The pressure on directors and communications people is to give more information at a time when the rules and regulations make it more and more difficult. The communication of financial information can be a high risk task, and should not be attempted without careful thought and sound professional advice.

It is quite daunting even to list all the key guides and Acts of Parliament:

  • the Companies Act 1985;

  • the Financial Services Act 1986;

  • the Criminal Justice Act 1993;

  • the Stock Exchange’s Listing Rules (Yellow Book);

  • the Take-over Code (Blue Book);

  • the Stock Exchange’s ‘Guidance on the dissemination of price sensitive information’ (Price Sensitivity Guide).

For most UK communications advisers the Sock Exchange publications are most relevant. They address directly the problems of issuing sensitive information. They may be self-imposed rules but the cost of transgressing them both in terms of money and damaged reputation can be considerable.

The Price Sensitivity Guide is an attempt to deal with the confusion of what companies should consider as price sensitive. It is of necessity still open to interpretation but the spirit is very clear, which is to stop a number of activities that were previously common practice, including selective briefing, particularly of analysts on price sensitive issues, briefing individual shareholders ahead of an announcement and using carefully placed leaks in newspapers to excite or tone down market expectations ahead of results or announcements.

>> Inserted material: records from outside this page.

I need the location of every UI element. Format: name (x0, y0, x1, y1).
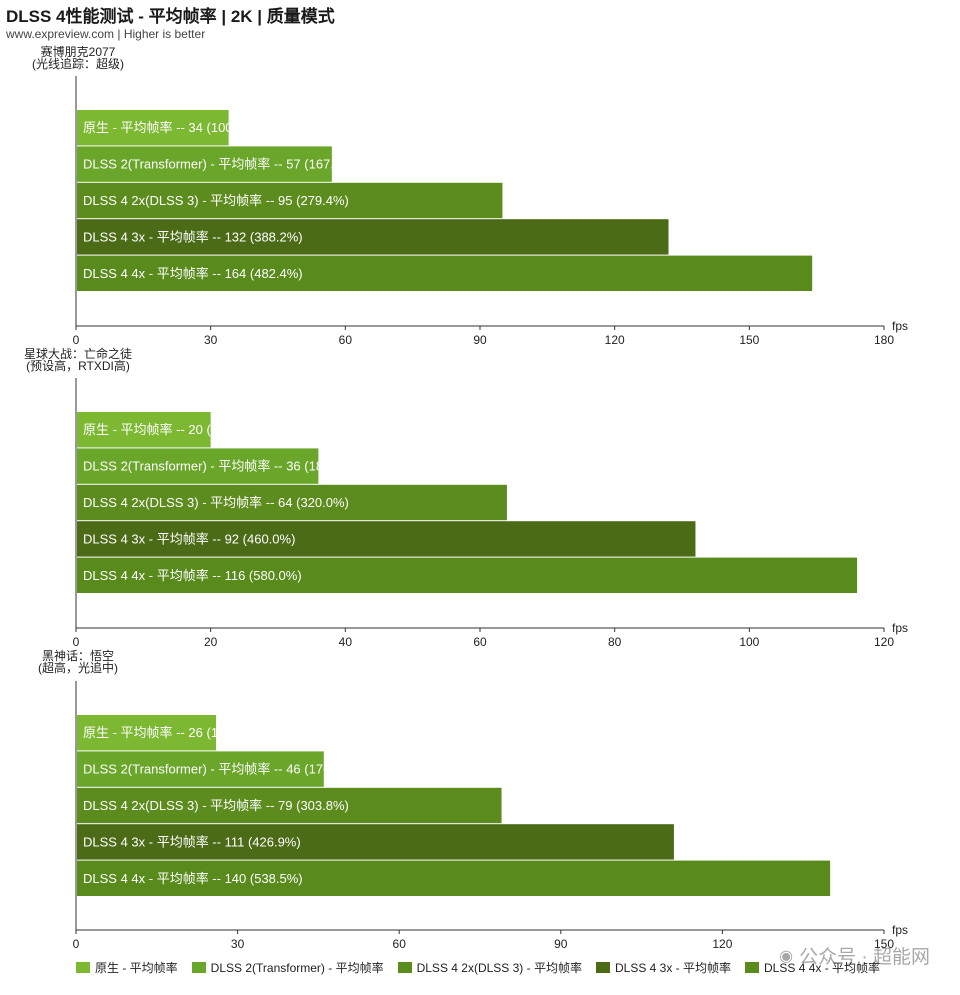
x-tick-label: 20 (204, 635, 218, 649)
watermark-text: 公众号 · 超能网 (799, 947, 930, 968)
bar (77, 484, 507, 521)
legend-item: 原生 - 平均帧率 (76, 960, 178, 975)
bar (77, 521, 696, 557)
bar (77, 146, 332, 182)
x-tick-label: 150 (874, 937, 894, 951)
chart-title-line: (超高，光追中) (38, 660, 118, 675)
bar (77, 182, 503, 219)
bar-label: DLSS 4 3x - 平均帧率 -- 111 (426.9%) (83, 834, 301, 849)
x-tick-label: 40 (339, 635, 353, 649)
x-tick-label: 90 (473, 333, 487, 347)
bar (77, 255, 813, 291)
bar-label: DLSS 2(Transformer) - 平均帧率 -- 36 (180.0%… (83, 459, 357, 474)
bar-label: 原生 - 平均帧率 -- 34 (100.0%) (83, 120, 259, 135)
legend-label: DLSS 2(Transformer) - 平均帧率 (210, 960, 384, 975)
page-title: DLSS 4性能测试 - 平均帧率 | 2K | 质量模式 (6, 7, 335, 26)
legend-label: 原生 - 平均帧率 (95, 960, 178, 975)
x-tick-label: 90 (554, 937, 568, 951)
bar-label: DLSS 4 4x - 平均帧率 -- 164 (482.4%) (83, 266, 303, 281)
bar (77, 448, 319, 484)
legend-swatch (76, 961, 90, 973)
bar-label: 原生 - 平均帧率 -- 26 (100.0%) (83, 725, 259, 740)
legend-label: DLSS 4 3x - 平均帧率 (614, 960, 732, 975)
page-subtitle: www.expreview.com | Higher is better (6, 27, 206, 41)
bar-label: DLSS 4 2x(DLSS 3) - 平均帧率 -- 64 (320.0%) (83, 495, 349, 510)
watermark: ◉ 公众号 · 超能网 (779, 942, 930, 969)
x-tick-label: 150 (739, 333, 759, 347)
chart-title-line: 赛博朋克2077 (41, 44, 116, 59)
bar (77, 824, 674, 860)
legend-item: DLSS 2(Transformer) - 平均帧率 (191, 960, 384, 975)
x-tick-label: 30 (204, 333, 218, 347)
x-tick-label: 0 (73, 333, 80, 347)
x-tick-label: 120 (874, 635, 894, 649)
bar (77, 787, 502, 824)
legend-label: DLSS 4 2x(DLSS 3) - 平均帧率 (416, 960, 582, 975)
legend: 原生 - 平均帧率 DLSS 2(Transformer) - 平均帧率 DLS… (76, 960, 881, 975)
legend-item: DLSS 4 4x - 平均帧率 (745, 960, 881, 975)
bar-label: DLSS 2(Transformer) - 平均帧率 -- 46 (176.9%… (83, 762, 357, 777)
chart-title-line: 黑神话：悟空 (42, 648, 114, 663)
x-tick-label: 120 (712, 937, 732, 951)
x-tick-label: 60 (393, 937, 407, 951)
chart-title-line: 星球大战：亡命之徒 (24, 346, 132, 361)
legend-swatch (595, 961, 610, 973)
bar-label: DLSS 4 2x(DLSS 3) - 平均帧率 -- 95 (279.4%) (83, 193, 349, 208)
chart-title-line: (预设高，RTXDI高) (26, 358, 130, 373)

The simple rule is that any sensitive information should be disseminated through the Stock Exchange to all shareholders at the same time. The problem remains that one person’s price sensitive statement is another’s confirmation of a well-known piece of public information.

Financial public relations is a specialist business and requires not only a thorough knowledge of all these rules and regulations, but also some experience in how they have been interpreted in the past. The coordination of the issue of information is also crucial if only to stay within the rules. Experienced financial advisers and public relations people are therefore vital.